The Kuosmanen technology set also rectify the problem that Ω _vrs is not convex. Like the Shephard’s model, the Kuosmanen’s VRS model is nonlinear, too. However, Kuosmanen (2005) shows the VRS formulation can be converted into an equivalent linear form: \(f_{vrs}^{TK}(X) := \{(Y,B): \sum_{j=1}^{n} z_{j} x_{ji} \le x_{i},\; i=1,\ldots,m;\ \sum_{j=1}^{n} z_{j} y_{jr} \ge y_{r}, \;r=1,\ldots,s;\ \sum_{j=1}^{n} (z_{j}+\nu_{j}) b_{jk} = b_{k},\;k=1,\ldots,p;\ \sum_{j=1}^{n} (z_{j}+\nu_{j})=1;\ z_{j}, \nu_{j} \ge0, \;j=1,\ldots,n\}\).
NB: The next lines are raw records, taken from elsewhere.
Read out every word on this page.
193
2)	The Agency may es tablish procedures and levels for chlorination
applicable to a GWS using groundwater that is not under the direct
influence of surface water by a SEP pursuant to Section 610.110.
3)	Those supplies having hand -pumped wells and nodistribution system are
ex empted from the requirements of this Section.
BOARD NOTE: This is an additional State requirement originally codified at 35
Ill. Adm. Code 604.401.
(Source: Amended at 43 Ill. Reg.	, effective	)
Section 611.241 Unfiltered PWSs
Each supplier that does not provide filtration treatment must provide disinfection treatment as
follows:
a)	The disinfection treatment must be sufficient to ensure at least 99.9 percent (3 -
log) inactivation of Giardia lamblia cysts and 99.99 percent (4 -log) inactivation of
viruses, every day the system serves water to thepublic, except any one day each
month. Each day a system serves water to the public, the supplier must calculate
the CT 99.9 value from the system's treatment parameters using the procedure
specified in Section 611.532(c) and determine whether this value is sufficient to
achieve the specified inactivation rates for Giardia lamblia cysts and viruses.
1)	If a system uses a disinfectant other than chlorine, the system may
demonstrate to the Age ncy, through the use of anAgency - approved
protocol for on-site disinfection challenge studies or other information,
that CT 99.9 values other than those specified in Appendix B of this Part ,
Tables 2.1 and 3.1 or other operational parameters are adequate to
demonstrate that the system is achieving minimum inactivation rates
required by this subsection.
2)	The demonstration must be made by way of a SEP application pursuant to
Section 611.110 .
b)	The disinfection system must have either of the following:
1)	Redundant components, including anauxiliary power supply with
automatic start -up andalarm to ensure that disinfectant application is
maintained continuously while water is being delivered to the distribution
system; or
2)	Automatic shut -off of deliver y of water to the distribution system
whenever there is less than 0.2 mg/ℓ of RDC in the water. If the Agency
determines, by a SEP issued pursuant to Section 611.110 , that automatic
Table 6 shows the efficiency scores under the VRS assumption for firms that also appeared in the application presented earlier in this article. As did in that application, we calculate the HAM, DDF, HEM scores for the fifty firms, and the MEM scores of their projection targets using the DDF and HEM models. Finally, the last two columns display the efficiency class of the firms when either DDF or HEM is used for efficiency evaluation.